There will be something so rare this afternoon in major league baseball, an event that once occurred just about every week, but disappeared: a true doubleheader, and not a day/night, but an old fashioned doubleheader.

Due to the fact that the last two games of a four game series between the New York Yankees and Cleveland Indians, in the Yankees only scheduled visit to Cleveland, were postponed, there is a makeup doubleheader scheduled today. The first game has a noon, local start. The second game, matching two first place teams by the way, is scheduled for a three thirty local start.

Ah, doubleheaders!
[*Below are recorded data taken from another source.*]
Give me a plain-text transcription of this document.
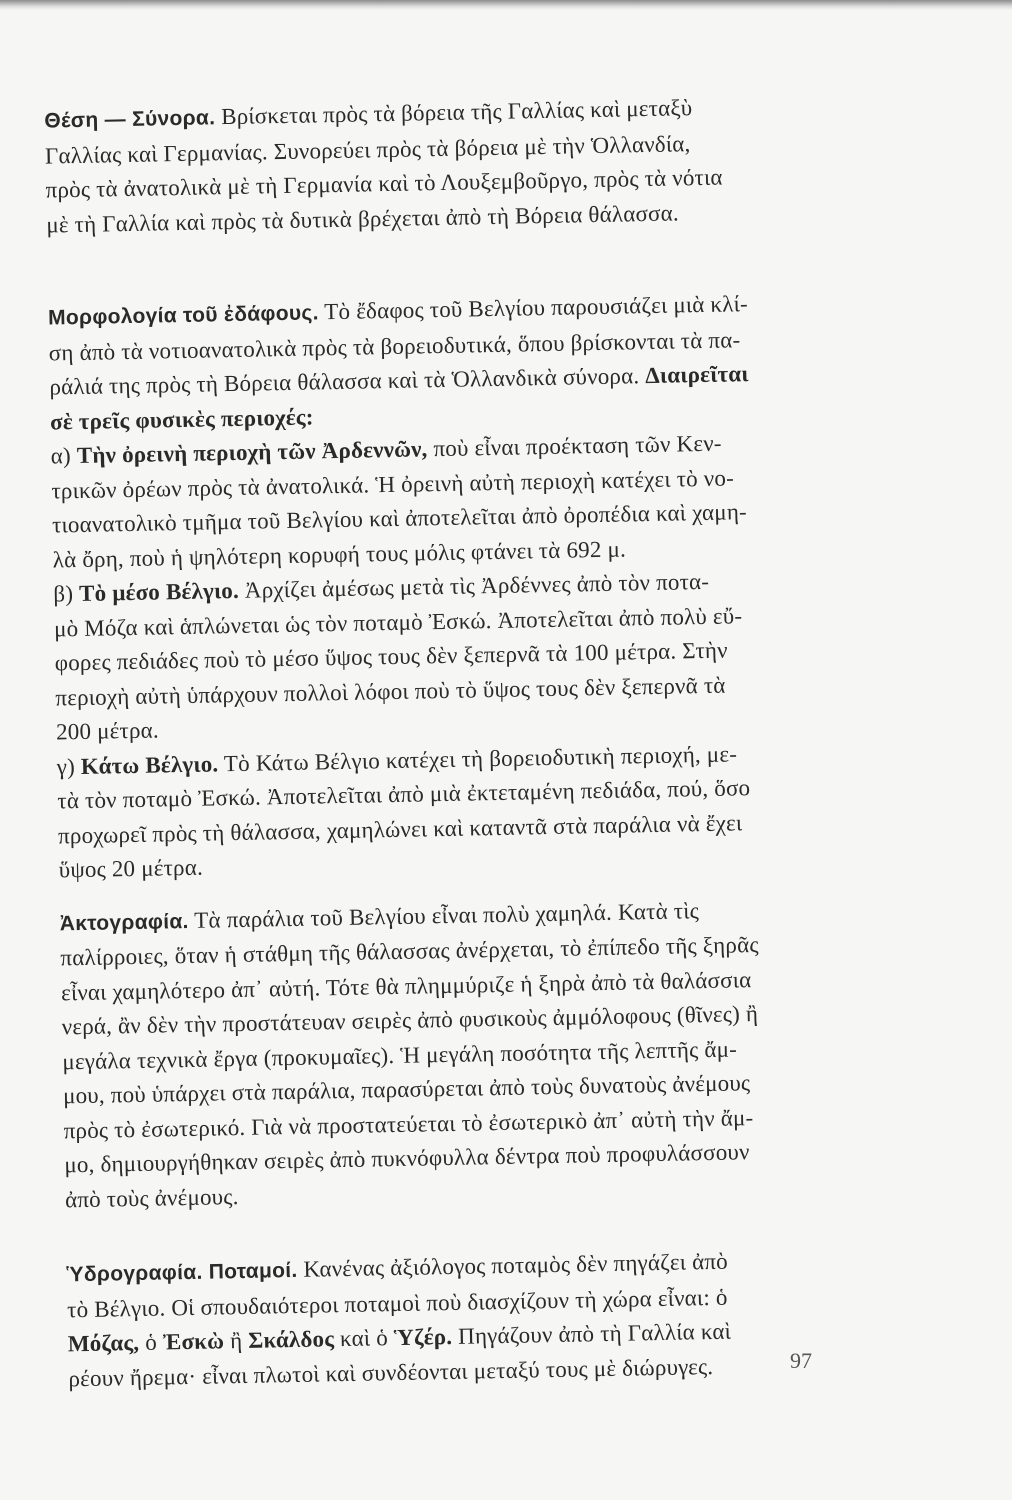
Θέση — Σύνορα. Βρίσκεται πρὸς τὰ βόρεια τῆς Γαλλίας καὶ μεταξὺ
Γαλλίας καὶ Γερμανίας. Συνορεύει πρὸς τὰ βόρεια μὲ τὴν Ὁλλανδία,
πρὸς τὰ ἀνατολικὰ μὲ τὴ Γερμανία καὶ τὸ Λουξεμβοῦργο, πρὸς τὰ νότια
μὲ τὴ Γαλλία καὶ πρὸς τὰ δυτικὰ βρέχεται ἀπὸ τὴ Βόρεια θάλασσα.

Μορφολογία τοῦ ἐδάφους. Τὸ ἔδαφος τοῦ Βελγίου παρουσιάζει μιὰ κλί-
ση ἀπὸ τὰ νοτιοανατολικὰ πρὸς τὰ βορειοδυτικά, ὅπου βρίσκονται τὰ πα-
ράλιά της πρὸς τὴ Βόρεια θάλασσα καὶ τὰ Ὁλλανδικὰ σύνορα. Διαιρεῖται
σὲ τρεῖς φυσικὲς περιοχές:

α) Τὴν ὀρεινὴ περιοχὴ τῶν Ἀρδεννῶν, ποὺ εἶναι προέκταση τῶν Κεν-
τρικῶν ὀρέων πρὸς τὰ ἀνατολικά. Ἡ ὀρεινὴ αὐτὴ περιοχὴ κατέχει τὸ νο-
τιοανατολικὸ τμῆμα τοῦ Βελγίου καὶ ἀποτελεῖται ἀπὸ ὀροπέδια καὶ χαμη-
λὰ ὄρη, ποὺ ἡ ψηλότερη κορυφή τους μόλις φτάνει τὰ 692 μ.

β) Τὸ μέσο Βέλγιο. Ἀρχίζει ἀμέσως μετὰ τὶς Ἀρδέννες ἀπὸ τὸν ποτα-
μὸ Μόζα καὶ ἁπλώνεται ὡς τὸν ποταμὸ Ἐσκώ. Ἀποτελεῖται ἀπὸ πολὺ εὔ-
φορες πεδιάδες ποὺ τὸ μέσο ὕψος τους δὲν ξεπερνᾶ τὰ 100 μέτρα. Στὴν
περιοχὴ αὐτὴ ὑπάρχουν πολλοὶ λόφοι ποὺ τὸ ὕψος τους δὲν ξεπερνᾶ τὰ
200 μέτρα.

γ) Κάτω Βέλγιο. Τὸ Κάτω Βέλγιο κατέχει τὴ βορειοδυτικὴ περιοχή, με-
τὰ τὸν ποταμὸ Ἐσκώ. Ἀποτελεῖται ἀπὸ μιὰ ἐκτεταμένη πεδιάδα, πού, ὅσο
προχωρεῖ πρὸς τὴ θάλασσα, χαμηλώνει καὶ καταντᾶ στὰ παράλια νὰ ἔχει
ὕψος 20 μέτρα.

Ἀκτογραφία. Τὰ παράλια τοῦ Βελγίου εἶναι πολὺ χαμηλά. Κατὰ τὶς
παλίρροιες, ὅταν ἡ στάθμη τῆς θάλασσας ἀνέρχεται, τὸ ἐπίπεδο τῆς ξηρᾶς
εἶναι χαμηλότερο ἀπ᾽ αὐτή. Τότε θὰ πλημμύριζε ἡ ξηρὰ ἀπὸ τὰ θαλάσσια
νερά, ἂν δὲν τὴν προστάτευαν σειρὲς ἀπὸ φυσικοὺς ἀμμόλοφους (θῖνες) ἢ
μεγάλα τεχνικὰ ἔργα (προκυμαῖες). Ἡ μεγάλη ποσότητα τῆς λεπτῆς ἄμ-
μου, ποὺ ὑπάρχει στὰ παράλια, παρασύρεται ἀπὸ τοὺς δυνατοὺς ἀνέμους
πρὸς τὸ ἐσωτερικό. Γιὰ νὰ προστατεύεται τὸ ἐσωτερικὸ ἀπ᾽ αὐτὴ τὴν ἄμ-
μο, δημιουργήθηκαν σειρὲς ἀπὸ πυκνόφυλλα δέντρα ποὺ προφυλάσσουν
ἀπὸ τοὺς ἀνέμους.

Ὑδρογραφία. Ποταμοί. Κανένας ἀξιόλογος ποταμὸς δὲν πηγάζει ἀπὸ
τὸ Βέλγιο. Οἱ σπουδαιότεροι ποταμοὶ ποὺ διασχίζουν τὴ χώρα εἶναι: ὁ
Μόζας, ὁ Ἐσκὼ ἢ Σκάλδος καὶ ὁ Ὑζέρ. Πηγάζουν ἀπὸ τὴ Γαλλία καὶ
ρέουν ἤρεμα· εἶναι πλωτοὶ καὶ συνδέονται μεταξύ τους μὲ διώρυγες.	97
I am old enough to remember them on Sundays and certainly on such holidays as Memorial Day, Independence Day, and Labor Day. They represent many fine memories. Sadly, they do not exist any longer. Once in the back of a car service provided vehicle, I recall Al “Grampa” Lewis, a once big baseball fan, recall and lament by saying “remember doubleheaders”
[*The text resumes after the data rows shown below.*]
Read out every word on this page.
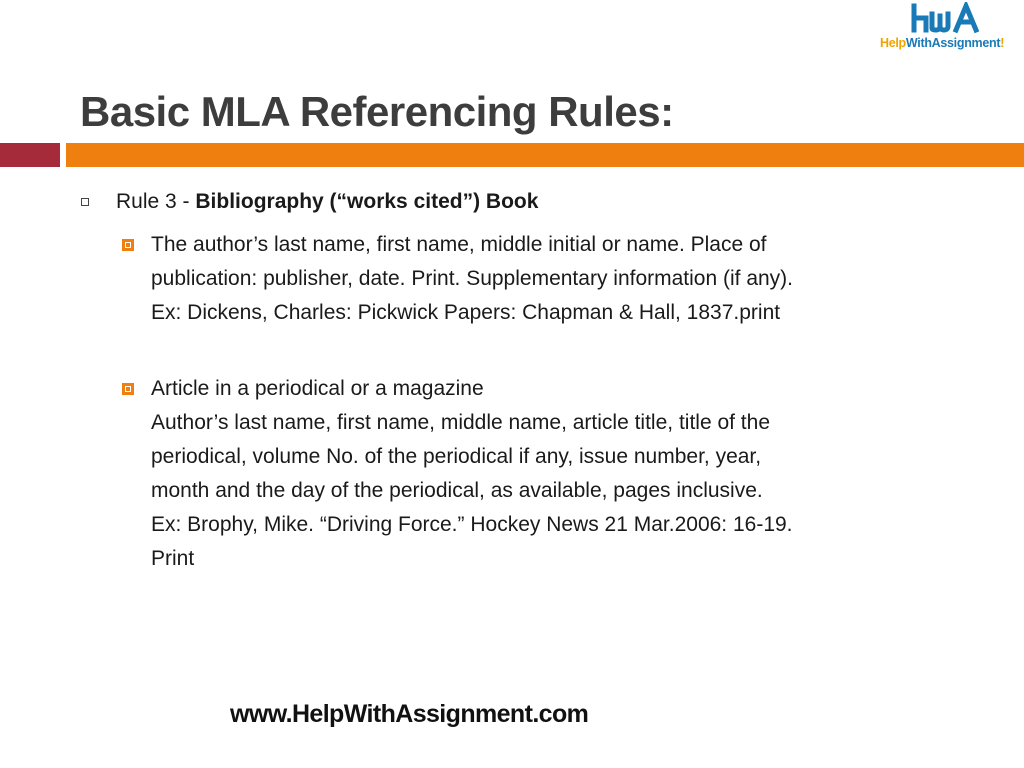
HelpWithAssignment!
Basic MLA Referencing Rules:
Rule 3 - Bibliography (“works cited”) Book
The author’s last name, first name, middle initial or name. Place of
publication: publisher, date. Print. Supplementary information (if any).
Ex: Dickens, Charles: Pickwick Papers: Chapman & Hall, 1837.print
Article in a periodical or a magazine
Author’s last name, first name, middle name, article title, title of the
periodical, volume No. of the periodical if any, issue number, year,
month and the day of the periodical, as available, pages inclusive.
Ex: Brophy, Mike. “Driving Force.” Hockey News 21 Mar.2006: 16-19.
Print
www.HelpWithAssignment.com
In the great book, “The Godfather,” author Mario Puzo talks of the men, some with children in hand, waiting at the betting parlor, to wager on Sunday doubleheaders. The parlor boss, “Carlo Rizzi” (this before “Sonny” arrives to “confront” him regarding “Carlo” hitting “Sonny’s” sister “Connie”) is to neatly write with chalk the odds for the plethora of doubleheaders in what were 8 team leagues at the time, in the years after World War 2, depicted in the great book and film.

People before my time must have great memories of Yankees vs Indians doubleheaders, in say the 1950’s, when great names such as  Mickey Mantle, Yogi Berra, Al Rosen and Larry Doby were among the players, who lined the rosters of each team.

I recall a truly entertaining, if not great, doubleheader between the Yankees and Indians at the original Yankee Stadium in June, 1970.

With Cleveland easing to victory in the “opener,” Yankees manager Ralph Houk brought six foot six inch pitcher, Steve Hamilton into the game. Hamilton threw the highly entertaining, “folly-floater” pitch. It was thrown on a high arc and was difficult to hit.

The Indians’ Tony Horton found this out when he popped out to catcher Thurman Munson on the second of two such pitches. Tony fouled off the first one and asked Hamilton to throw another.

However, Tony  “wowed” the crowd when he crawled back to the dugout after that at bat. The entertaining, Yankees’ broadcaster Phil Rizzuto cites Horton as a big part of that “show.”

In the first game of that “DH,” Bobby Murcer homered in his last at bat. Then he hit three home runs in the nightcap. Thus he hit four consecutive home runs, a record he shares with, as another Yankees’ broadcaster Frank Messer, would say, “Joe Many.”(the rather obvious reference being many others have hit four consecutive home runs but nobody has ever topped four.)

I believe firecrackers were thrown on the field that day so not all the memories are great. Yet this scheduled doubleheader and thoughts of others, including the related, aforementioned one, between the two clubs, evokes good memories this Monday morning.